Ensuite, les chercheurs ont analysé l’activité cérébrale des participants dans une autre région clé du cerveau impliquée dans le processus de la récompense, le cortex orbito-frontal. Les études précédentes, sur des personnes en bonne santé, avaient remarqué que différentes parties du cortex orbito-frontal réagissaient aux stimuli érotiques et monétaires, une division dont ils pensaient qu’elle reflétait une dissociation entre les récompenses innées comme l’alimentation et le sexe, qui sont fondamentales pour la survie, et des récompenses secondaires comme l’argent et le pouvoir, que nous devons apprendre à valoriser.
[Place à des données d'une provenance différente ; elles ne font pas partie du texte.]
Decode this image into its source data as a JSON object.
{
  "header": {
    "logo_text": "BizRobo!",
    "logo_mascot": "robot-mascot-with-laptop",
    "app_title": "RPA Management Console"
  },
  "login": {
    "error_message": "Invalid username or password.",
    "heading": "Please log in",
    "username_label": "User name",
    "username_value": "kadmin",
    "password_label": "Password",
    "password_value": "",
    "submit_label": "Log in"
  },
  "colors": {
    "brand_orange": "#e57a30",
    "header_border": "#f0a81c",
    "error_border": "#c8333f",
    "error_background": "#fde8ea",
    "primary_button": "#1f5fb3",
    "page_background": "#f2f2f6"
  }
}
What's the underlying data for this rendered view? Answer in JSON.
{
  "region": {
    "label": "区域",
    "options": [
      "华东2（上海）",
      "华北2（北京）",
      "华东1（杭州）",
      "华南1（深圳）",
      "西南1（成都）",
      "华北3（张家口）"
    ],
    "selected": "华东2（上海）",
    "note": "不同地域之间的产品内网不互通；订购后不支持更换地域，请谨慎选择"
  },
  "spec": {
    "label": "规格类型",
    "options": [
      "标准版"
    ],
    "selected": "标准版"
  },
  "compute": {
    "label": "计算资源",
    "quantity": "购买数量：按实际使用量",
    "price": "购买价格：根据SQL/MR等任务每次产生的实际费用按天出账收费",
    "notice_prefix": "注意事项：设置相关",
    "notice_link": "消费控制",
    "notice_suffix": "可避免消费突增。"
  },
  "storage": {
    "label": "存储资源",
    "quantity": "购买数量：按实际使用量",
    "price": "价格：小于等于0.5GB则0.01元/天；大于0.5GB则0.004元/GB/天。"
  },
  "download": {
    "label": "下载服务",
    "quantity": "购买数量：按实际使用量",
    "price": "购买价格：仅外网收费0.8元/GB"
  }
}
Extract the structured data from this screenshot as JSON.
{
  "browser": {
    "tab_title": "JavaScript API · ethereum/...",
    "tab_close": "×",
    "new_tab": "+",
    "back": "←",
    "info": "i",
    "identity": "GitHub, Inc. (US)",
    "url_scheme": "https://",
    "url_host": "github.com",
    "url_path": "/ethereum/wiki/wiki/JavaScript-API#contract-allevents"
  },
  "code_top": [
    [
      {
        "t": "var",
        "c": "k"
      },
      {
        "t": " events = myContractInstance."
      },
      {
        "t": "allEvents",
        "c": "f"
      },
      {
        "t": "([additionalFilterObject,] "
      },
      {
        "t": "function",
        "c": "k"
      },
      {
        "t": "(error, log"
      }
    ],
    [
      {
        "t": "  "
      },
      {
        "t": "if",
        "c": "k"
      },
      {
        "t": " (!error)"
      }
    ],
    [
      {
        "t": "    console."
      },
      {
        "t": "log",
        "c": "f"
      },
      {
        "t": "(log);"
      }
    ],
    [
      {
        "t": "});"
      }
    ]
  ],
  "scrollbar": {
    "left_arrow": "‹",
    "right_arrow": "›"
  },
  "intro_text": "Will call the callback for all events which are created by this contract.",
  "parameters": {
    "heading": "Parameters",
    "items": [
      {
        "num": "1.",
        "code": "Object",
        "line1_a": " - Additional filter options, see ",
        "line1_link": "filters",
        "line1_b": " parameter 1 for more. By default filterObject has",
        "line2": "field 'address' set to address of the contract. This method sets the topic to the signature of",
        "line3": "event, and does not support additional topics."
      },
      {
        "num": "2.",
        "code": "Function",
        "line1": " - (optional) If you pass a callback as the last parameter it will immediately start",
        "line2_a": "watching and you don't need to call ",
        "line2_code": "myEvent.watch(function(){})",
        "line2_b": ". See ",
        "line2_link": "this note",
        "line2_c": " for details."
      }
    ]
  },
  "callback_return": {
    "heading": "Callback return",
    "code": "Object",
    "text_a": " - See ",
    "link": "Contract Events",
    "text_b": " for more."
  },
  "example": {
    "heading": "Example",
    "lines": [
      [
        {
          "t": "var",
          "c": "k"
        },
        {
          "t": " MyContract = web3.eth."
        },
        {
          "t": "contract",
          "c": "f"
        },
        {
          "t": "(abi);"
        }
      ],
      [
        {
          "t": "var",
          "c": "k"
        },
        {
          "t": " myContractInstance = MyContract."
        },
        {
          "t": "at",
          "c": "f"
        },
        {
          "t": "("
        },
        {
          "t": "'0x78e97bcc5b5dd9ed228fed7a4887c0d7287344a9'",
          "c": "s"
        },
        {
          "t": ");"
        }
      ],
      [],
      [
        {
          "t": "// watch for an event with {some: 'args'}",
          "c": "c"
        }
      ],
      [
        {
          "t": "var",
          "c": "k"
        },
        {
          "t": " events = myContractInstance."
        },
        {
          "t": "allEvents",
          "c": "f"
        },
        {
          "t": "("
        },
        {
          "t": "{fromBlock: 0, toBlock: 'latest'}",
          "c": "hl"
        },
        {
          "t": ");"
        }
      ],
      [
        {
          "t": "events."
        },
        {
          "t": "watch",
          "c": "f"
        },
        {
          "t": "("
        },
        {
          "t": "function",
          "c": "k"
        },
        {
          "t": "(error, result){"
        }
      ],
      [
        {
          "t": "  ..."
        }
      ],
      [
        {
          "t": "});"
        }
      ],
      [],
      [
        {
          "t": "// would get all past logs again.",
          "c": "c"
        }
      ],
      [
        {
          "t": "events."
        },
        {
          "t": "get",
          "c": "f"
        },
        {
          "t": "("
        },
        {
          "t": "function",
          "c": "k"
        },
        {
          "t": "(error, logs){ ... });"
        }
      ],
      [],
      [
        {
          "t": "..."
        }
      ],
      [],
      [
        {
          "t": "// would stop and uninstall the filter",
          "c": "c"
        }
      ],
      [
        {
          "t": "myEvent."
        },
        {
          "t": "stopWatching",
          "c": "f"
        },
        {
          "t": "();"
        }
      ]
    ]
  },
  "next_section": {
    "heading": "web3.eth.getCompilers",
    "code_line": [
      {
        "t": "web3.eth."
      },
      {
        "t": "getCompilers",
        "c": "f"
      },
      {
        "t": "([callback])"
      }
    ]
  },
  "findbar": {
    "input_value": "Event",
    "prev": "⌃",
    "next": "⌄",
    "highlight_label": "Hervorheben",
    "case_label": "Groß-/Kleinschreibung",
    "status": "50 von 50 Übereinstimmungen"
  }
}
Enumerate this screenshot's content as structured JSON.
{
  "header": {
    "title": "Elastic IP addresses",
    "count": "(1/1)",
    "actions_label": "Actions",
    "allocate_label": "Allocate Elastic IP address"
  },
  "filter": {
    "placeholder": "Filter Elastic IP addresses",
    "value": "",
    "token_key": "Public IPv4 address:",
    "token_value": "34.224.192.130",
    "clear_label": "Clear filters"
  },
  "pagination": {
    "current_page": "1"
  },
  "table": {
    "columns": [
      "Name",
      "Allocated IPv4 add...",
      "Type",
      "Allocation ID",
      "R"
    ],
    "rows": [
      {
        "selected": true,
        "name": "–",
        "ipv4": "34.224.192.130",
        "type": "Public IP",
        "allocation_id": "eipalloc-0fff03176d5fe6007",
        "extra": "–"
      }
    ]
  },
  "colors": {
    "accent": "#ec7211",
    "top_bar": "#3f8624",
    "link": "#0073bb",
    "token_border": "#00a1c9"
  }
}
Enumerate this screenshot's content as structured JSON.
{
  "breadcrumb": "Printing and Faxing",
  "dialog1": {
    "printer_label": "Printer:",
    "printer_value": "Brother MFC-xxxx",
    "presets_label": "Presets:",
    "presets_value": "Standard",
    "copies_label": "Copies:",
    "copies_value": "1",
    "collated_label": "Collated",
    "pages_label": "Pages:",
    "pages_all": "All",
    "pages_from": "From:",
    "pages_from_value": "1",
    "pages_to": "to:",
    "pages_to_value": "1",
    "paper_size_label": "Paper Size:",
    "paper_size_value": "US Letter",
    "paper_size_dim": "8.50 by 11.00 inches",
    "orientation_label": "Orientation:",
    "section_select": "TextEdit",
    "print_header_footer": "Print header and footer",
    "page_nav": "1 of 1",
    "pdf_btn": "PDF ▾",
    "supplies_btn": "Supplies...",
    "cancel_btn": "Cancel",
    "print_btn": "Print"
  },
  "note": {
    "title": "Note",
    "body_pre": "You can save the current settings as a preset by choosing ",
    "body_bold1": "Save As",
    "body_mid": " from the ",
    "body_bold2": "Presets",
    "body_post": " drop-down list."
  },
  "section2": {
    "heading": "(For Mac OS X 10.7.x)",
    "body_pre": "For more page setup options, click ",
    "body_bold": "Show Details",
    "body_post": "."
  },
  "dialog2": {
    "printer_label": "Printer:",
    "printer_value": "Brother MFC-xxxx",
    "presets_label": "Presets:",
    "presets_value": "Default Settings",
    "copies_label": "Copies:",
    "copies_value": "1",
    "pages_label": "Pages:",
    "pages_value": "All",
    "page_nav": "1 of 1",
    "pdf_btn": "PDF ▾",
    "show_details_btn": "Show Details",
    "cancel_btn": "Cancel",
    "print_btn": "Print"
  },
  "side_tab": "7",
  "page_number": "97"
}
Chez les parieurs compulsifs, la même région du cerveau, qui ne s’active normalement qu’en réaction au sexe, a été activée quand les participants regardaient des signaux monétaires, ce qui suggère qu’ils interprétaient l’argent comme une récompense primaire. Les thérapies cognitives qui augmentent la sensibilité aux récompenses non monétaires et modifient la façon dont les joueurs considèrent l’argent, par exemple en y pensant comme un outil plutôt que comme une récompense en soi, pourraient aider à traiter cette déformation, explique le scientifique.
Il est possible que la sensibilité des parieurs aux activités de récompense comme le sexe puisse être si étouffée que les jeux d’argent soient la seule chose qui leur apporte encore du plaisir. Peut-être est-ce même tout ce qui leur reste, conclut un scientifique.
Références :
[1] Processing of primary and secondary rewards : A quantitative meta-analysis and review of human functional neuroimaging studies. Guillaume Sescousse, Xavier Caldú, Bàrbara Segura, Jean-Claude Dreher. Neuroscience and Biobehavioral Reviews, 2013.